Self-sovereignty

I started binging and purging right about the time I started high school. Right about the time my world was expanding and the rules to keep me safe were getting more restrictive. As a child, I’d had very few rules about where I could go exploring solo on my bike. The world was my oyster and my curfew an empty belly, but when I started bleeding and growing breasts, the rules got much more confining. Looking back, I interpret this change in structure to the disappearance of trust, both my parents’ trust that the world was a safe place for me and my own trust that I had the skills I needed to navigate it. Freedom was pulled out from under me, and I’m pretty sure I simply handed my sovereignty away. There were new unnameable threats of which to be wary and new ways of operating to be learned. My parents’ fear was not unfounded. This was decades before #metoo, long before sex was talked about.

No matter, I knew that it was dirty. The message I got at home, from church and from Midwestern culture in general was that sex was a big no-no. Bad girls wanted it, and I so very much wanted to be a good girl. I was already a good student, so just like I picked up chemistry formulas, Spanish verb conjugations and algebraic equations, I also picked up social rules. 

Good girls are asexual, thin and co-dependent. 

I took it upon myself to stuff my budding sexuality, to strive toward thinness and to find myself a boyfriend. Before long, I’d gained twenty pounds, a nutritionist telling me what to eat, a therapist with whom I shared codified bits and pieces, and boyfriends with whom I played damsel in distress. Somehow, between all the binging and high-mileage running purges, I managed to be both class president and homecoming queen, a sure result of my strict adherence to aforementioned good girl rules. 

I continued playing out a pattern of physical and mental self-abuse, self-mistrust and deep shame throughout high school. And though I’m still shaking off its remnants today, I share here the story that sparked my healing journey, the story that sowed the seeds of self-trust, self-care and sovereignty that I tend to so mindfully today. 

 ________________

Freshman year of college I attended a women’s retreat. There, a woman came to share with us her story of escaping an abusive marriage. She told of making the decision to stop waiting for her husband to get better and instead choosing to take care of herself— right then and there. She sneaked out of the house with her children in the middle of the night to take refuge in a shelter and save her life. 

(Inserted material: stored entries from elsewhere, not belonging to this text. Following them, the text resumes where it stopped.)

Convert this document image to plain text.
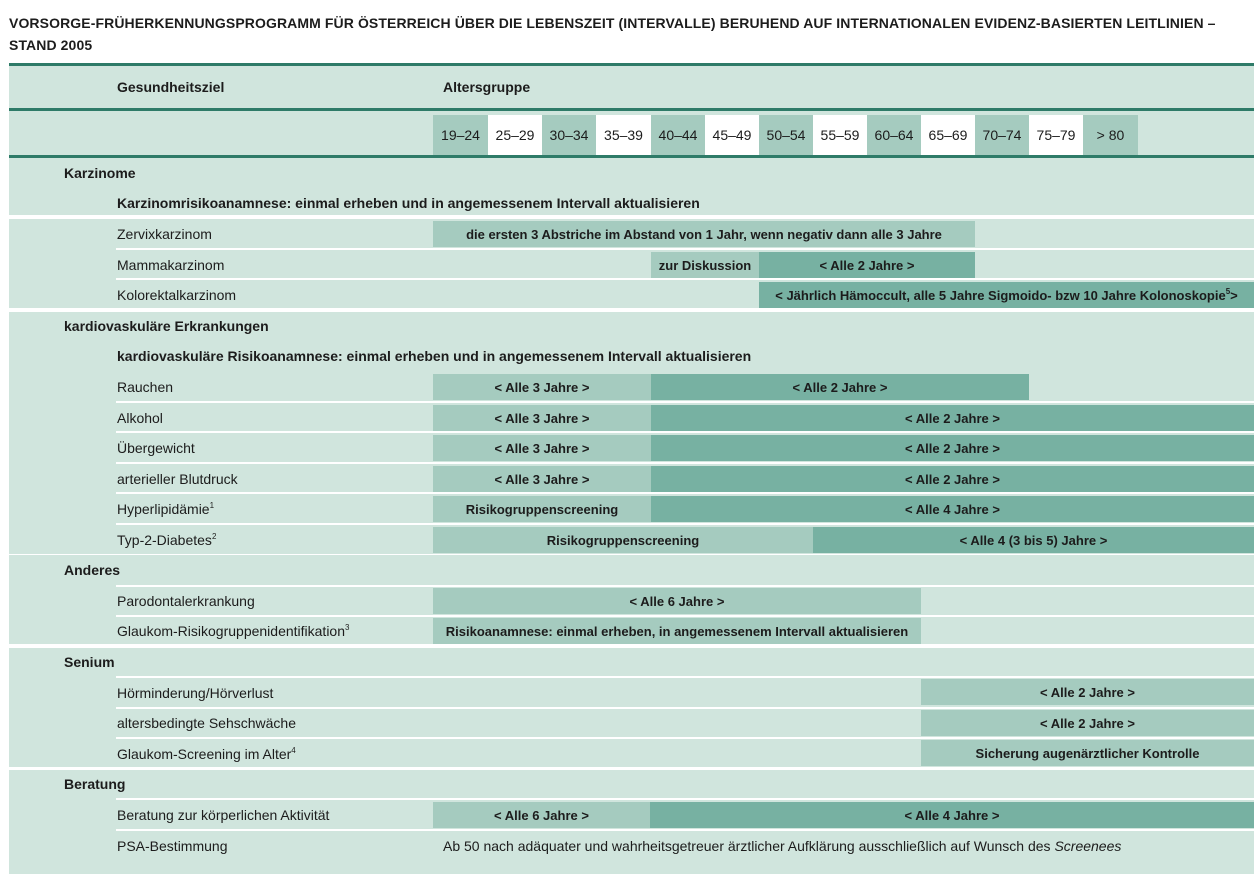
VORSORGE-FRÜHERKENNUNGSPROGRAMM FÜR ÖSTERREICH ÜBER DIE LEBENSZEIT (INTERVALLE) BERUHEND AUF INTERNATIONALEN EVIDENZ-BASIERTEN LEITLINIEN – STAND 2005
Gesundheitsziel	Altersgruppe
19–24	25–29	30–34	35–39	40–44	45–49	50–54	55–59	60–64	65–69	70–74	75–79	> 80
Karzinome
Karzinomrisikoanamnese: einmal erheben und in angemessenem Intervall aktualisieren
Zervixkarzinom	die ersten 3 Abstriche im Abstand von 1 Jahr, wenn negativ dann alle 3 Jahre
Mammakarzinom	zur Diskussion	< Alle 2 Jahre >
Kolorektalkarzinom	< Jährlich Hämoccult, alle 5 Jahre Sigmoido- bzw 10 Jahre Kolonoskopie$^5$ >
kardiovaskuläre Erkrankungen
kardiovaskuläre Risikoanamnese: einmal erheben und in angemessenem Intervall aktualisieren
Rauchen	< Alle 3 Jahre >	< Alle 2 Jahre >
Alkohol	< Alle 3 Jahre >	< Alle 2 Jahre >
Übergewicht	< Alle 3 Jahre >	< Alle 2 Jahre >
arterieller Blutdruck	< Alle 3 Jahre >	< Alle 2 Jahre >
Hyperlipidämie$^1$	Risikogruppenscreening	< Alle 4 Jahre >
Typ-2-Diabetes$^2$	Risikogruppenscreening	< Alle 4 (3 bis 5) Jahre >
Anderes
Parodontalerkrankung	< Alle 6 Jahre >
Glaukom-Risikogruppenidentifikation$^3$	Risikoanamnese: einmal erheben, in angemessenem Intervall aktualisieren
Senium
Hörminderung/Hörverlust	< Alle 2 Jahre >
altersbedingte Sehschwäche	< Alle 2 Jahre >
Glaukom-Screening im Alter$^4$	Sicherung augenärztlicher Kontrolle
Beratung
Beratung zur körperlichen Aktivität	< Alle 6 Jahre >	< Alle 4 Jahre >
PSA-Bestimmung	Ab 50 nach adäquater und wahrheitsgetreuer ärztlicher Aufklärung ausschließlich auf Wunsch des
Screenees
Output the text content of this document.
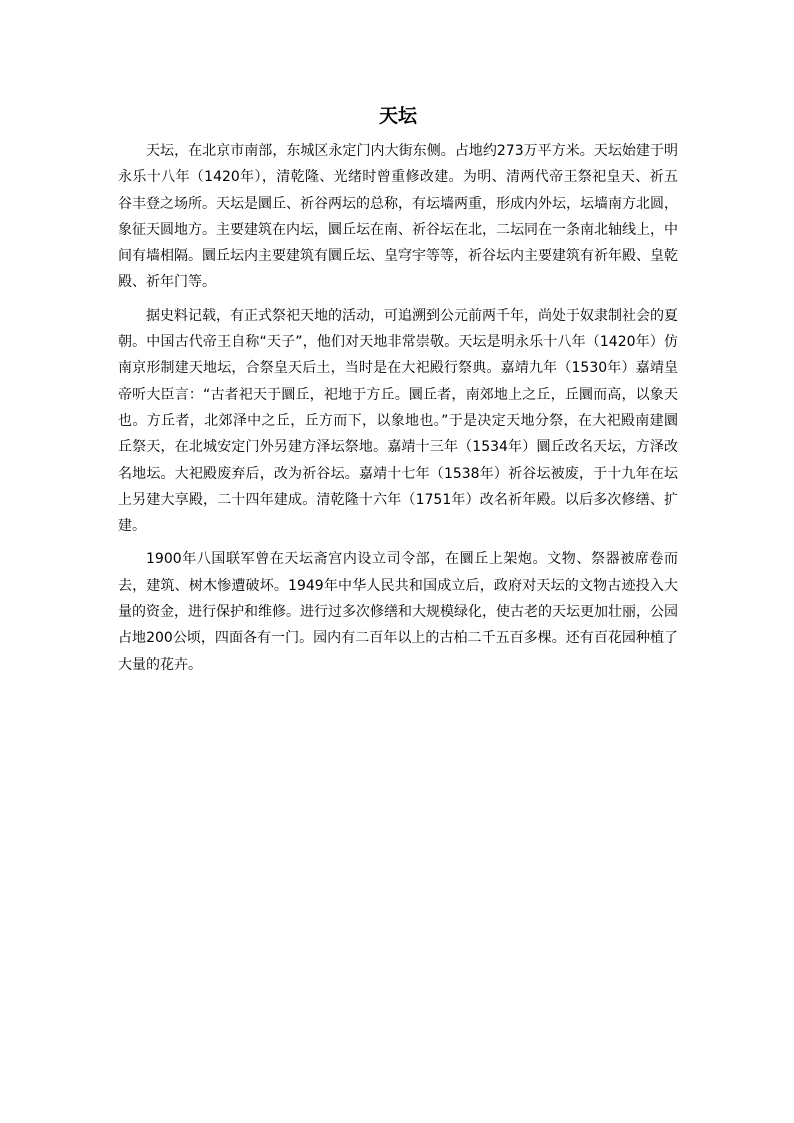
天坛

天坛，在北京市南部，东城区永定门内大街东侧。占地约273万平方米。天坛始建于明永乐十八年（1420年），清乾隆、光绪时曾重修改建。为明、清两代帝王祭祀皇天、祈五谷丰登之场所。天坛是圜丘、祈谷两坛的总称，有坛墙两重，形成内外坛，坛墙南方北圆，象征天圆地方。主要建筑在内坛，圜丘坛在南、祈谷坛在北，二坛同在一条南北轴线上，中间有墙相隔。圜丘坛内主要建筑有圜丘坛、皇穹宇等等，祈谷坛内主要建筑有祈年殿、皇乾殿、祈年门等。

据史料记载，有正式祭祀天地的活动，可追溯到公元前两千年，尚处于奴隶制社会的夏朝。中国古代帝王自称“天子”，他们对天地非常崇敬。天坛是明永乐十八年（1420年）仿南京形制建天地坛，合祭皇天后土，当时是在大祀殿行祭典。嘉靖九年（1530年）嘉靖皇帝听大臣言：“古者祀天于圜丘，祀地于方丘。圜丘者，南郊地上之丘，丘圜而高，以象天也。方丘者，北郊泽中之丘，丘方而下，以象地也。”于是决定天地分祭，在大祀殿南建圜丘祭天，在北城安定门外另建方泽坛祭地。嘉靖十三年（1534年）圜丘改名天坛，方泽改名地坛。大祀殿废弃后，改为祈谷坛。嘉靖十七年（1538年）祈谷坛被废，于十九年在坛上另建大享殿，二十四年建成。清乾隆十六年（1751年）改名祈年殿。以后多次修缮、扩建。

1900年八国联军曾在天坛斋宫内设立司令部，在圜丘上架炮。文物、祭器被席卷而去，建筑、树木惨遭破坏。1949年中华人民共和国成立后，政府对天坛的文物古迹投入大量的资金，进行保护和维修。进行过多次修缮和大规模绿化，使古老的天坛更加壮丽，公园占地200公顷，四面各有一门。园内有二百年以上的古柏二千五百多棵。还有百花园种植了大量的花卉。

I was 19, and her story of rising up and owning her role in that story, of leaving behind everything she knew in order to choose herself sparked in me for the first time the thought that I too could choose to take care of myself. I could choose to choose me, instead of choosing to succumb to whatever force was trying to confine me, keep me stuffed and sedated, constantly eating and running. I could choose myself when making the decision to eat or not to eat an entire pizza, loaf of banana bread or batch of cookie dough. I could choose to leave behind patterns that were slowly killing me from the inside, one bite at a time. I could choose to let go of behaviors keeping me from addressing the issues behind the incessant consuming..

Typing I can choose me today seems so silly. So obvious. But at the time, the idea of choosing myself and acting in my own best interest was completely novel. Completely rebellious. And completely empowering. It was one of those time-seems-to-stop moments when I was able to watch my thinking shift in a way that allowed healing to begin. The journey certainly hasn’t been linear, but the insight that I could step out of victimhood and into agency was the impetus toward a new paradigm, one that I am continuing to grow and one that I hope for every human on the planet. 

I have agency. I have choice. I can choose me. 

I hope for the feeling of sovereignty and freedom for all humans, and I celebrate the micro-moments and micro-choices that lead us there. I celebrate that earlier this week, in the midst of severe anxiety and the deep and ancient eating-disorder urge to stuff, control and numb, I chose me. I tended to myself carefully and with love: asking for what I needed, applying boundaries and nourishing and resting the body. The issues that were behind the anxiety didn’t disappear or transform with my nap or the chopping of vegetables, but instead of compounding the issues, I brag that I minimized collateral damage, leaving more energy for examination of those issues.

In these weeks of Mercury moving in retrograde, of communication being compromised, of old patterns being brought to light and of campaigns bringing deep emotion to the surface, I celebrate the thread of learning that begins in adolescence and continues throughout a lifetime. I celebrate the self-awareness and self-reflection happening at the individual level that lead to life-promoting cultural shifts at the global level. I celebrate expanding trust and appreciation for the wisdom and autonomy of every human body.